The latest census by the Convention Patronale de l’Industrie Horlogère Suisse (CP) has confirmed the figure already on everyone’s lips: the watch industry lost 4,200 jobs at September 30th 2009, decreasing from 53,300 to 49,097. This 7.9% drop compared with 2008 takes employment in the industry to a level similar to that of 2007 (48,835), before the impressive increase of 2008 when the sector created 4,465 new jobs. This figure is not as bad as forecast. As for the number of companies, it fell by 3.2% with 20 firms closing down.

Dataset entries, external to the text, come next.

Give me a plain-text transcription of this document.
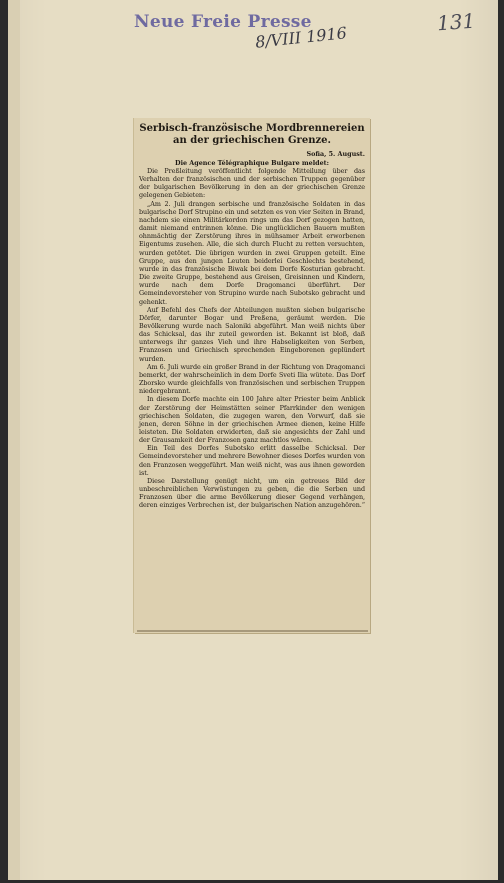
Neue Freie Presse
8/VIII 1916
131
Serbisch-französische Mordbrennereien an der griechischen Grenze.
Sofia, 5. August.
Die Agence Télégraphique Bulgare meldet:

Die Preßleitung veröffentlicht folgende Mitteilung über das Verhalten der französischen und der serbischen Truppen gegenüber der bulgarischen Bevölkerung in den an der griechischen Grenze gelegenen Gebieten:

„Am 2. Juli drangen serbische und französische Soldaten in das bulgarische Dorf Strupino ein und setzten es von vier Seiten in Brand, nachdem sie einen Militärkordon rings um das Dorf gezogen hatten, damit niemand entrinnen könne. Die unglücklichen Bauern mußten ohnmächtig der Zerstörung ihres in mühsamer Arbeit erworbenen Eigentums zusehen. Alle, die sich durch Flucht zu retten versuchten, wurden getötet. Die übrigen wurden in zwei Gruppen geteilt. Eine Gruppe, aus den jungen Leuten beiderlei Geschlechts bestehend, wurde in das französische Biwak bei dem Dorfe Kosturian gebracht. Die zweite Gruppe, bestehend aus Greisen, Greisinnen und Kindern, wurde nach dem Dorfe Dragomanci überführt. Der Gemeindevorsteher von Strupino wurde nach Subotsko gebracht und gehenkt.

Auf Befehl des Chefs der Abteilungen mußten sieben bulgarische Dörfer, darunter Bogar und Preßena, geräumt werden. Die Bevölkerung wurde nach Saloniki abgeführt. Man weiß nichts über das Schicksal, das ihr zuteil geworden ist. Bekannt ist bloß, daß unterwegs ihr ganzes Vieh und ihre Habseligkeiten von Serben, Franzosen und Griechisch sprechenden Eingeborenen geplündert wurden.

Am 6. Juli wurde ein großer Brand in der Richtung von Dragomanci bemerkt, der wahrscheinlich in dem Dorfe Sveti Ilia wütete. Das Dorf Zborsko wurde gleichfalls von französischen und serbischen Truppen niedergebrannt.

In diesem Dorfe machte ein 100 Jahre alter Priester beim Anblick der Zerstörung der Heimstätten seiner Pfarrkinder den wenigen griechischen Soldaten, die zugegen waren, den Vorwurf, daß sie jenen, deren Söhne in der griechischen Armee dienen, keine Hilfe leisteten. Die Soldaten erwiderten, daß sie angesichts der Zahl und der Grausamkeit der Franzosen ganz machtlos wären.

Ein Teil des Dorfes Subotsko erlitt dasselbe Schicksal. Der Gemeindevorsteher und mehrere Bewohner dieses Dorfes wurden von den Franzosen weggeführt. Man weiß nicht, was aus ihnen geworden ist.

Diese Darstellung genügt nicht, um ein getreues Bild der unbeschreiblichen Verwüstungen zu geben, die die Serben und Franzosen über die arme Bevölkerung dieser Gegend verhängen, deren einziges Verbrechen ist, der bulgarischen Nation anzugehören.“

Regardless of this downward trend, the CP notes that the number of people employed by the Swiss watch industry in 2009 was the second-highest level in thirty years, after reaching an all-time low in 1987 with 29,809 employees. Since then, the sector has continued to hire, with close to 40,000 employees in 2004 and over 53,000 four years later. Despite losing jobs in 2009, the sector can boast a net increase of more than 9,000 workers (+22.7%) over the past five years. Unsurprisingly in times of recession, production staff have borne the brunt of job cuts. Their number fell by 9.8% from 40,224 to 36,275.

Apprenticeships untouched

In a lean economic climate, the good news announced by the CP is the high level of qualifications of staff in the watchmaking and microengineering branches. The percentage of staff with a higher education diploma increased 0.8 percentage point (16% of total employees versus 15.2% in 2008). The number of staff with a vocational qualification rose from 43.5% to 45%. The percentage of unqualified staff dropped 2.5 percentage points from 39.4% in 2008 to 36.9% in 2009. This reflects ongoing efforts within the branch to train staff. Temporary reductions in work implemented in 2009 (short-time working) also helped safeguard the industry’s qualified labour force, a source of expertise for companies.

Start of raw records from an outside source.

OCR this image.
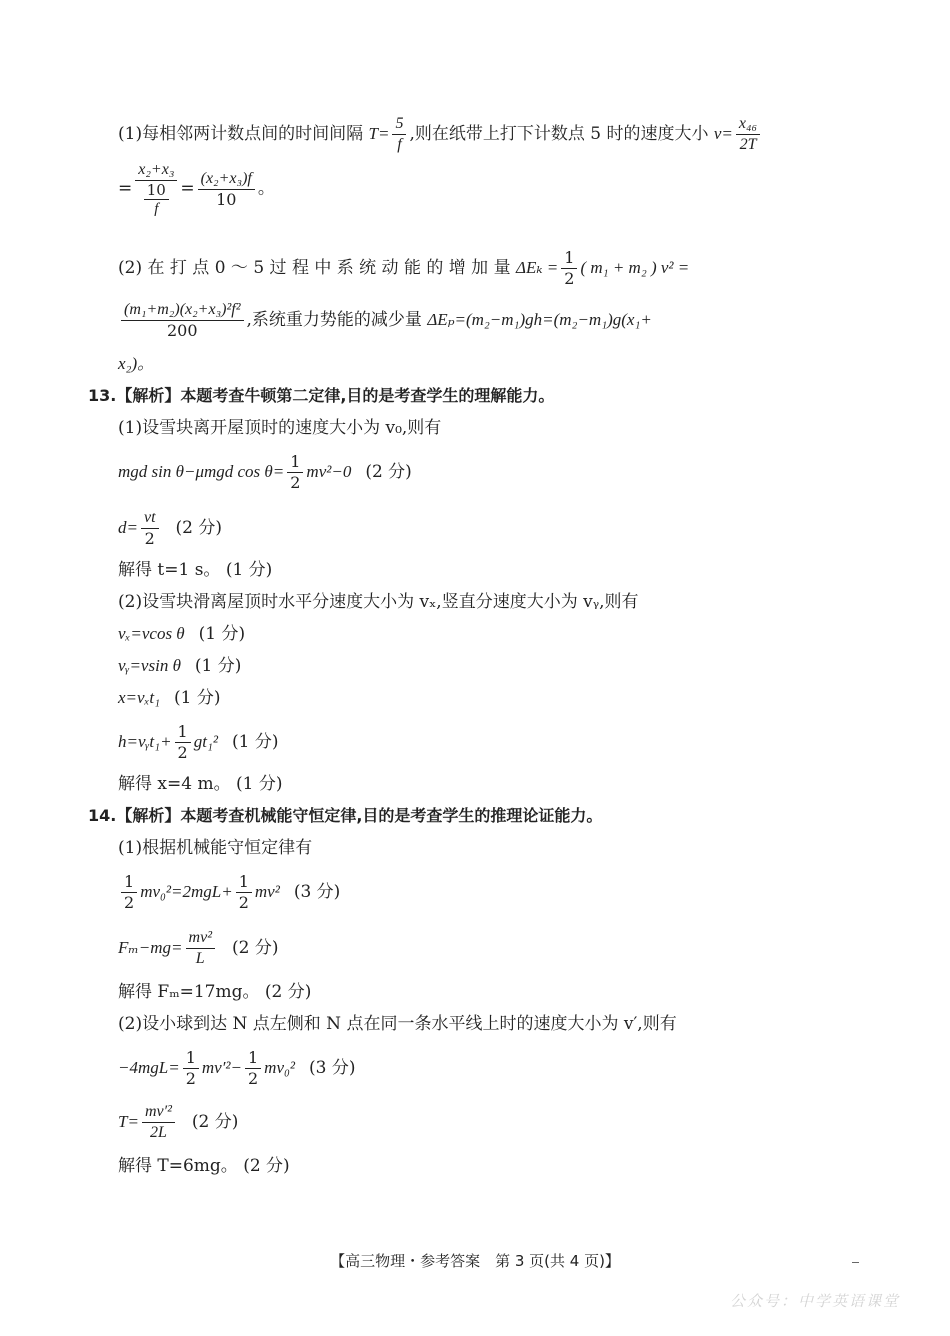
(1)每相邻两计数点间的时间间隔 $T= \frac{5}{f}$ ,则在纸带上打下计数点 5 时的速度大小 $v= \frac{\text{x₄₆}}{2T}$
= $\frac{\text{x₂+x₃}}{\frac{10}{f}} = \frac{\text{(x₂+x₃)f}}{10}$ 。
(2) 在 打 点 0 ～ 5 过 程 中 系 统 动 能 的 增 加 量 $\Delta E_k = \frac{1}{2}$ ( m₁ + m₂ ) v² =
$\frac{\text{(m₁+m₂)(x₂+x₃)²f²}}{200}$ ,系统重力势能的减少量 ΔEₚ=(m₂−m₁)gh=(m₂−m₁)g(x₁+
x₂)。
13.【解析】本题考查牛顿第二定律,目的是考查学生的理解能力。
(1)设雪块离开屋顶时的速度大小为 v₀,则有
mgd sin θ−μmgd $\cos \theta= \frac{1}{2} mv^2-0$ (2 分)
$d= \frac{vt}{2} (2$ 分)
解得 t=1 s。 (1 分)
(2)设雪块滑离屋顶时水平分速度大小为 vₓ,竖直分速度大小为 vᵧ,则有
vₓ=vcos θ (1 分)
vᵧ=vsin θ (1 分)
x=vₓt₁ (1 分)
h=vᵧt₁+ $\frac{1}{2} gt_1^2$ (1 分)
解得 x=4 m。 (1 分)
14.【解析】本题考查机械能守恒定律,目的是考查学生的推理论证能力。
(1)根据机械能守恒定律有
$\frac{1}{2} mv_0^2=2mgL+ \frac{1}{2} mv^2$ (3 分)
$F_m-mg= \frac{\text{mv²}}{L} (2$ 分)
解得 Fₘ=17mg。 (2 分)
(2)设小球到达 N 点左侧和 N 点在同一条水平线上时的速度大小为 v′,则有
$-4mgL= \frac{1}{2} mv'^2- \frac{1}{2} mv_0^2$ (3 分)
$T= \frac{\text{mv′²}}{2L} (2$ 分)
解得 T=6mg。 (2 分)
【高三物理・参考答案　第 3 页(共 4 页)】
公众号：中学英语课堂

Good news too for the number of apprenticeships, the only category to have swelled its ranks last year. After sharp increases in 2007 and 2008 (+25% in two years), the number of apprentices grew again in 2009, gaining 3.7%. In absolute terms, the branch created 36 new apprenticeships compared with the previous year. Apprentices account for 2.2% of the total workforce, up 0.3 percentage points on 2008 (1.9%). Proof that the industry is taking a long-term view.